Internationally renowned open education speaker, researcher, author, and psychology professor Rajiv Jhangiani will give the keynote speech “Open Educational Practices: Equity, Achievement, and Pedagogical Innovation,” March 19 at 1:10 p.m. in the Newman Library Multipurpose Room. Jhangiani teaches and serves as the special advisor to the provost at Kwantlen Polytechnic University in British Columbia, as well as an ambassador with the Center for Open Science in Charlottesville, Virginia. Much of his research centers on the scholarship of teaching and learning, in addtion to open educational practices. The keynote will also be livestreamed.

On March 20 from 10:30 a.m. - 12 p.m. in the Newman Library Multipurpose Room, Jhangiani will help attendees better understand the shift away from closed pedagogical and research practices during his workshop “Unlocking the Power of Experiential and Active Learning.”

In addition, the University Libraries will host a number of events throughout the week on such topics as critical theory, tools and practices, creative commons, and textbook affordability. These include a discussion on creating eBooks by digital publishing specialists Corinne Guimont and Robert Browder on March 20 from 9 - 10 a.m. in the Newman Library Multipurpose Room and a Wikimedia Commons Share-a-thon lead by Guimont from 2 - 3:30 p.m. in the Newman Library Multipurpose Room.

Virginia Tech faculty member and Ph.D. student Sarah Umbarger-Wells, a first-generation college student, said affordability has shaped her career. “As an undergraduate student, I chose a major that I could ‘afford’ to study. While I was very interested in the sciences, I knew those courses and the related material were much more expensive. I could not afford the textbooks and other related materials. As I’ve worked with students over the years, I always wonder who else might be making choices based on affordability. Those are the students I worry about.”

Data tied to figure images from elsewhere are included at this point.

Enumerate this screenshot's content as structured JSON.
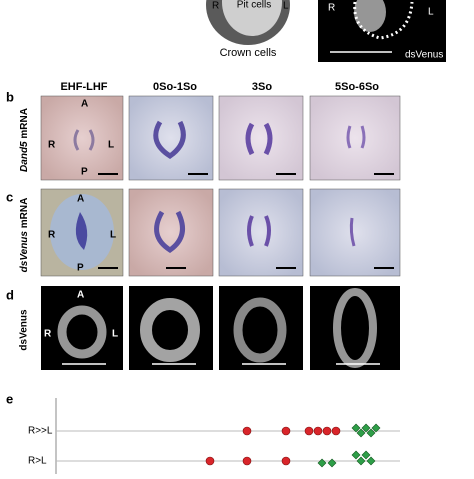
{
  "top": {
    "schematic": {
      "pit": "Pit cells",
      "left": "R",
      "right": "L",
      "crown": "Crown cells"
    },
    "image": {
      "left": "R",
      "right": "L",
      "label": "dsVenus"
    }
  },
  "columns": [
    "EHF-LHF",
    "0So-1So",
    "3So",
    "5So-6So"
  ],
  "panel_b": {
    "letter": "b",
    "gene": "Dand5",
    "suffix": "mRNA",
    "anterior": "A",
    "posterior": "P",
    "left": "R",
    "right": "L"
  },
  "panel_c": {
    "letter": "c",
    "gene": "dsVenus",
    "suffix": "mRNA",
    "anterior": "A",
    "posterior": "P",
    "left": "R",
    "right": "L"
  },
  "panel_d": {
    "letter": "d",
    "label": "dsVenus",
    "anterior": "A",
    "left": "R",
    "right": "L"
  },
  "panel_e": {
    "letter": "e",
    "rows": [
      "R>>L",
      "R>L"
    ]
  }
}
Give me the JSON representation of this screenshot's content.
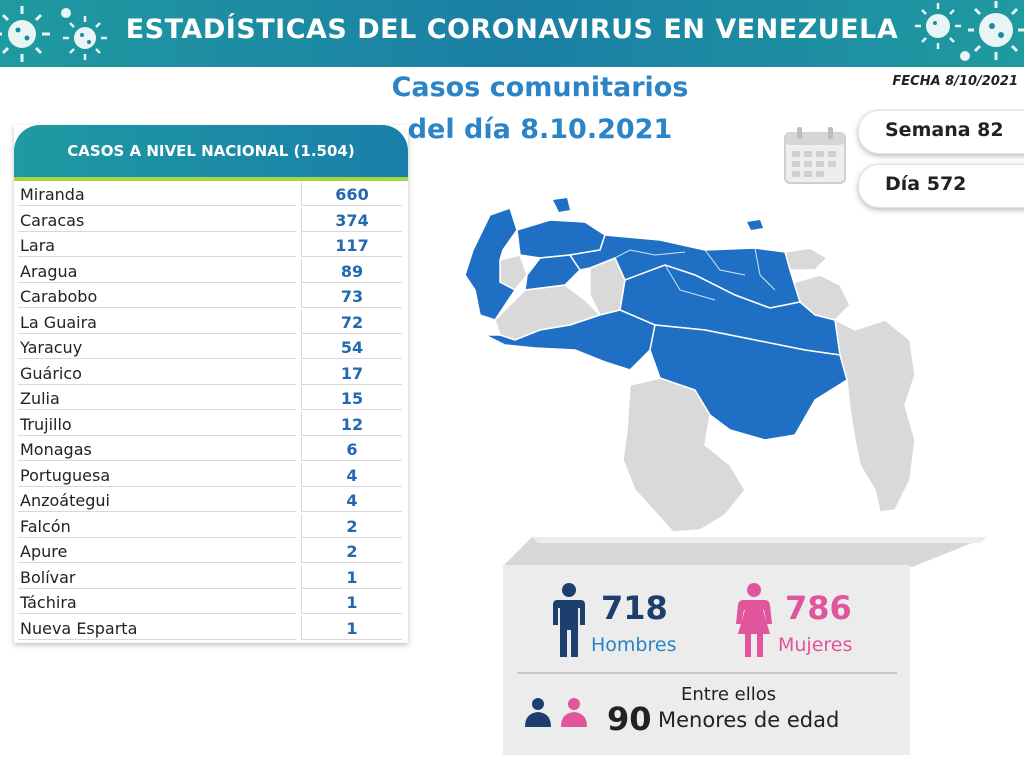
{
  "banner": {
    "title": "ESTADÍSTICAS DEL CORONAVIRUS EN VENEZUELA"
  },
  "subtitle": {
    "line1": "Casos comunitarios",
    "line2": "del día 8.10.2021"
  },
  "date_label": "FECHA 8/10/2021",
  "week_label": "Semana 82",
  "day_label": "Día 572",
  "table": {
    "header": "CASOS A NIVEL NACIONAL (1.504)",
    "rows": [
      {
        "name": "Miranda",
        "value": "660"
      },
      {
        "name": "Caracas",
        "value": "374"
      },
      {
        "name": "Lara",
        "value": "117"
      },
      {
        "name": "Aragua",
        "value": "89"
      },
      {
        "name": "Carabobo",
        "value": "73"
      },
      {
        "name": "La Guaira",
        "value": "72"
      },
      {
        "name": "Yaracuy",
        "value": "54"
      },
      {
        "name": "Guárico",
        "value": "17"
      },
      {
        "name": "Zulia",
        "value": "15"
      },
      {
        "name": "Trujillo",
        "value": "12"
      },
      {
        "name": "Monagas",
        "value": "6"
      },
      {
        "name": "Portuguesa",
        "value": "4"
      },
      {
        "name": "Anzoátegui",
        "value": "4"
      },
      {
        "name": "Falcón",
        "value": "2"
      },
      {
        "name": "Apure",
        "value": "2"
      },
      {
        "name": "Bolívar",
        "value": "1"
      },
      {
        "name": "Táchira",
        "value": "1"
      },
      {
        "name": "Nueva Esparta",
        "value": "1"
      }
    ]
  },
  "gender": {
    "men_count": "718",
    "men_label": "Hombres",
    "women_count": "786",
    "women_label": "Mujeres"
  },
  "minors": {
    "prefix": "Entre ellos",
    "count": "90",
    "label": "Menores de edad"
  },
  "colors": {
    "banner": "#1b8aa5",
    "accent_green": "#a6d640",
    "map_affected": "#1f6fc4",
    "map_unaffected": "#d9d9d9",
    "men": "#1c3f6e",
    "women": "#e0559b",
    "value_blue": "#2468b0"
  },
  "icons": [
    "virus-icon",
    "calendar-icon",
    "man-icon",
    "woman-icon",
    "child-icons"
  ]
}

To provide more opportunity to adopt and use open education resources, the University Libraries is hosting a crowdsourcing campaign “Create Freely Available Textbooks” through Jump March 26 - April 23. Funds will supplement the Open Education Initiative Faculty Grant program. The University Libraries, along with communications students, will hold a social media fundraising push on Twitter and Facebook, to tell stories about students and faculty who are in need of or have benefitted from open education resources. All content will be streamlined with #textbookbroke.

Open education, copyright, and scholarly communication librarian Anita Walz said there are promising practices for better student equity and engagement.

“Open educational practices have potential to transform higher education by leveraging faculty academic freedom, pedagogies which enhance student motivation, and open content licenses and information architectures, which provide equitable access to course materials,” said Walz.